I have a pair of Bose Quiet comfort II headphones, that I absolutely love. I took them into the office one day (a different office, a few years ago), and I started bringing them all the time, because they just made my day to day life better in the office. Unfortunately, the QQIIs are quite large, not very portable, and awfully expensive (about $300) to try and have two pairs.

I wanted a pair of active noise cancelling headphones that I could take with me in my laptop bag everywhere, and that wouldnt be so obtrusive. Unfortunately, I havent yet found a pair of decent high end actives at a relatively reasonable price, that work, and are portable.

At first I figure I would jsut get some good quality passive in ear canal 'phones from Sure, E.A.R., or Etymotic (and I still will at some point soon). A good quality set, custom molded to your ear canal, can provide well over 30db of noise reduction without frequency distortion, and in some cases over 40db. Unfortunately, for me at the moment, said custom pieces run $400-$800.

Now, as I said, I havent found a high end ANR set that I liked yet; but the low end have been getting better and better (and cheaper and cheaper) all the time. I saw these in the store and I figured I'd give them a shot:

The basics are straightforward. These are in ear 'phones with a silicone seal that provides about 20db of noise reduction, as well as an active noise reduction module.

Now as to how they work... not bad. They dont reduce the irritating frequencies as much as the QQIIs do, but for $40 what do you expect. They provide a decent music listening experience, and are fine for watching DVD's on the laptop. They are a bit weak on bass, but better than most cheap ear buds that the average I-pod owner uses; if that's your basis for comparison then thes will sounds like heaven. To an audiophile like myself they have a bit of top end clipping, and although the have decent bass frequency responce, there's jsut not a lot of dynamic bounce or feel on the bottom.

Basically, compared to a Shure reference monitor these are as bad as Koss or Aiwa; compared to Koss, these are great. I'd rate them as somewhere between a good Sony and a Sennheiser.

They, like most non custom in canal 'phones, get uncomfortable after a couple hours. Also they, like most lower cost ANR devices, have a bit of noise induce by the ANR itself; but they DO funtion with the ANR turned off (albeit with a somewhat muted signal).

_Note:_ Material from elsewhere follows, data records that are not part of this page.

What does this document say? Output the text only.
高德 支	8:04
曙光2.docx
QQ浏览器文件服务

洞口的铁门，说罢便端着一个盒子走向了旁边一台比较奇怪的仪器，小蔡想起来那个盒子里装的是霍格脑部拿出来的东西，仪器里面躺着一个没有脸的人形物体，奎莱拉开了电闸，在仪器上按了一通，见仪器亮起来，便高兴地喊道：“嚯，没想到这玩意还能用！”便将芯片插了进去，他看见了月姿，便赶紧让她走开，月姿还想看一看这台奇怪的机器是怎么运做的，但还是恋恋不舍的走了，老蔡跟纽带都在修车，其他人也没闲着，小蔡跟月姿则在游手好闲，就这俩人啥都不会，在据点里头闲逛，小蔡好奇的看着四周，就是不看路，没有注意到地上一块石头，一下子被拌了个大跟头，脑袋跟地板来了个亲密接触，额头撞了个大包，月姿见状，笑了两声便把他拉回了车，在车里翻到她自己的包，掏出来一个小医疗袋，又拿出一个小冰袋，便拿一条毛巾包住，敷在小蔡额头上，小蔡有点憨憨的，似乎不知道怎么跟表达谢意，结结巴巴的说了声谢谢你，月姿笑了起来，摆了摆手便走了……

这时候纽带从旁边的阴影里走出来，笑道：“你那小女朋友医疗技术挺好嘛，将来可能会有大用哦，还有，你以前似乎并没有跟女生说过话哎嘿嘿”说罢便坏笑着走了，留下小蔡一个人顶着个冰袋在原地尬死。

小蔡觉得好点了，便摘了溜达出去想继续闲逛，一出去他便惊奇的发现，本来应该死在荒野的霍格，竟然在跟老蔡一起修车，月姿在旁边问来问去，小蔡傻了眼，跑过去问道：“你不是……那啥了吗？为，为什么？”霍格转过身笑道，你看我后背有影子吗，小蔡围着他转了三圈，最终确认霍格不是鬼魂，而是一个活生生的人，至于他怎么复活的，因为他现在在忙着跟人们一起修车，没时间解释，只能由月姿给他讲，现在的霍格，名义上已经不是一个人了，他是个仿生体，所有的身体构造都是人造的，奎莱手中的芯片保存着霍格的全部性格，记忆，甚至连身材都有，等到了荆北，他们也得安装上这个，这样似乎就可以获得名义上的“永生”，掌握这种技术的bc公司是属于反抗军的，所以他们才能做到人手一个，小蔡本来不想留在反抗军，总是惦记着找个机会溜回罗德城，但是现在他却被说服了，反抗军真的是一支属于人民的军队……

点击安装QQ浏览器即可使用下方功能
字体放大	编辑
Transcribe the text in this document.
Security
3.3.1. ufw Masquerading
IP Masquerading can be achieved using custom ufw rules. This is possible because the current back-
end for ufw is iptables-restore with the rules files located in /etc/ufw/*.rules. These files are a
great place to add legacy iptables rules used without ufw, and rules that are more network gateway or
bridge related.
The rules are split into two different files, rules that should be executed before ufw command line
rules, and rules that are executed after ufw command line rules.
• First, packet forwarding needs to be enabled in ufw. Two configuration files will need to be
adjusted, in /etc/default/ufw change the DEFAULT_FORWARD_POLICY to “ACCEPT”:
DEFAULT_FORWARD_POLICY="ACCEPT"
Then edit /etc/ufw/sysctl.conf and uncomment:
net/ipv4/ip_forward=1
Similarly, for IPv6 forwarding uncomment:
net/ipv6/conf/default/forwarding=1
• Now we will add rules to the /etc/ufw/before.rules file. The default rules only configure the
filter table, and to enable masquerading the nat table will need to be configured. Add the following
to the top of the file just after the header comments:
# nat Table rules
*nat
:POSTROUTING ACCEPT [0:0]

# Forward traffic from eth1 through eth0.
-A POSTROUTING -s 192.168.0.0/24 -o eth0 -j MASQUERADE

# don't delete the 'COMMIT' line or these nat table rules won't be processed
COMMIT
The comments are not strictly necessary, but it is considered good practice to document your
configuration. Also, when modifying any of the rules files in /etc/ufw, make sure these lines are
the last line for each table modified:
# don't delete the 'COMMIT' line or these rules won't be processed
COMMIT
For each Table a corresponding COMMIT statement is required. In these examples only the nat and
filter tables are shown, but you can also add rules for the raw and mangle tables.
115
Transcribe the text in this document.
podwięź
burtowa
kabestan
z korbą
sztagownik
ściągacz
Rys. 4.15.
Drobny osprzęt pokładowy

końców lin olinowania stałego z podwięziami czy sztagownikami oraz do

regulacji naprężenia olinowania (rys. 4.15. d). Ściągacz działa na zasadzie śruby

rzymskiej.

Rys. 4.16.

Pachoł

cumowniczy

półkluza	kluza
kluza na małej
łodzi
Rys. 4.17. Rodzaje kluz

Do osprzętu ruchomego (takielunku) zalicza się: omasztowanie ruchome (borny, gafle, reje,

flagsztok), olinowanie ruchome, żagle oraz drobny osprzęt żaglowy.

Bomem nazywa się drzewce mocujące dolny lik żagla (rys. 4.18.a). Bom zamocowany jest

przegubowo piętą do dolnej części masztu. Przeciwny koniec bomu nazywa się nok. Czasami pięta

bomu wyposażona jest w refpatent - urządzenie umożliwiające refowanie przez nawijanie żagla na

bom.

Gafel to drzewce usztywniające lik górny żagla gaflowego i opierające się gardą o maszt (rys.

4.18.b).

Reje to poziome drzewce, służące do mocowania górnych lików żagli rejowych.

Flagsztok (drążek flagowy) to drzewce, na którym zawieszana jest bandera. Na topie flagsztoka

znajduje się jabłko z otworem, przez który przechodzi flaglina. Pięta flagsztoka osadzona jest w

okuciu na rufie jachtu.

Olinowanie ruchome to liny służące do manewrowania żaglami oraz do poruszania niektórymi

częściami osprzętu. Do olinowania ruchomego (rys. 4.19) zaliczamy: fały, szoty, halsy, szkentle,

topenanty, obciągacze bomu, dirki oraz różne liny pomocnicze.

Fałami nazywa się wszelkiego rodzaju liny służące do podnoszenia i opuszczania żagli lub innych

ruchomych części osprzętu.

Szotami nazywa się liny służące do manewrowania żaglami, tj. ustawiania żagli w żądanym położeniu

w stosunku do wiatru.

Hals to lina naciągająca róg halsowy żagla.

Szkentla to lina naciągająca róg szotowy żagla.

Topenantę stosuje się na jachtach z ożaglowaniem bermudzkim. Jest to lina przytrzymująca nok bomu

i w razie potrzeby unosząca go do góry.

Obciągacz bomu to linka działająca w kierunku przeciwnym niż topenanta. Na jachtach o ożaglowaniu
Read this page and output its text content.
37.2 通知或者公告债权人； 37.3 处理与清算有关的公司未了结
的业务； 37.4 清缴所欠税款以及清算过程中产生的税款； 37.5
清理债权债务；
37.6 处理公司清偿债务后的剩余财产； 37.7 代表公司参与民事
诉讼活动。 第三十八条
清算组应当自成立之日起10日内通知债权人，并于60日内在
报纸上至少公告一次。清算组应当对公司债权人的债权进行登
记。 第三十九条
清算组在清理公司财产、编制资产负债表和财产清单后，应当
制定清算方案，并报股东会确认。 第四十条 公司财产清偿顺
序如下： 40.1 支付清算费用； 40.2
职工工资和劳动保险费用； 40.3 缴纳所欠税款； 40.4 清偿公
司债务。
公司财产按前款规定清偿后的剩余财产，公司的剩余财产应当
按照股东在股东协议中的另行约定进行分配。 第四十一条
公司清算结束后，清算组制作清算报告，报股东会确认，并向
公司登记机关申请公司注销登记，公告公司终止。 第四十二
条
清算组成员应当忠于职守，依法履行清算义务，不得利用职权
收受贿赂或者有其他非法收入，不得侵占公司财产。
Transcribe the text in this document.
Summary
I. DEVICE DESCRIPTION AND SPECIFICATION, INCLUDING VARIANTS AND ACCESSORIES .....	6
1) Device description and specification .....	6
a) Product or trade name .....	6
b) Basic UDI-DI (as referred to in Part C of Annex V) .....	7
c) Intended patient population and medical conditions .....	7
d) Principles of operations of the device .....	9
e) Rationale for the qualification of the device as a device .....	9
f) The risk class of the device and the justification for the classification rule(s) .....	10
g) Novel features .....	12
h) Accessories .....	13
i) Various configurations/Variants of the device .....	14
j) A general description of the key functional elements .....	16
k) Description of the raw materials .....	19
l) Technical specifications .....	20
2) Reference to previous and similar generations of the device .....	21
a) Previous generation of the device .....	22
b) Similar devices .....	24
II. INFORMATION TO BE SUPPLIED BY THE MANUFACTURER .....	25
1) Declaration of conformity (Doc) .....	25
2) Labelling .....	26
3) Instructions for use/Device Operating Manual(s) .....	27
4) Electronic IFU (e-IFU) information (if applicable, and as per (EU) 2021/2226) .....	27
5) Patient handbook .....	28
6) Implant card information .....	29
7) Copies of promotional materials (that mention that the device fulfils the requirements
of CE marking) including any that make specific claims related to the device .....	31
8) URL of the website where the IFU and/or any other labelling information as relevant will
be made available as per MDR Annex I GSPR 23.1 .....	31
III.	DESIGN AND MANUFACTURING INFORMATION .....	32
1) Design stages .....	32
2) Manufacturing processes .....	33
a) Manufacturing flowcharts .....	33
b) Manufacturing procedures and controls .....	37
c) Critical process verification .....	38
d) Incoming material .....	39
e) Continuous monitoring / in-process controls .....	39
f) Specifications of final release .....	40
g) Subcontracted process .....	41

On the positive side they are well built, as comfortable as in canal 'phones can be, come with a very strong neck loop, and a useful little carrying case. Also, very important for in canal 'phones, they have several sizes of canal inserts to choose from.

Overall, not bad. A good deal for $40, but I'd probably just spend the money on the higher end passives if I had it to spend (and I will at some point). Of course if you don't feel like spending $300-$800 on headphones, and these are comfortable for your ears, they're a great product.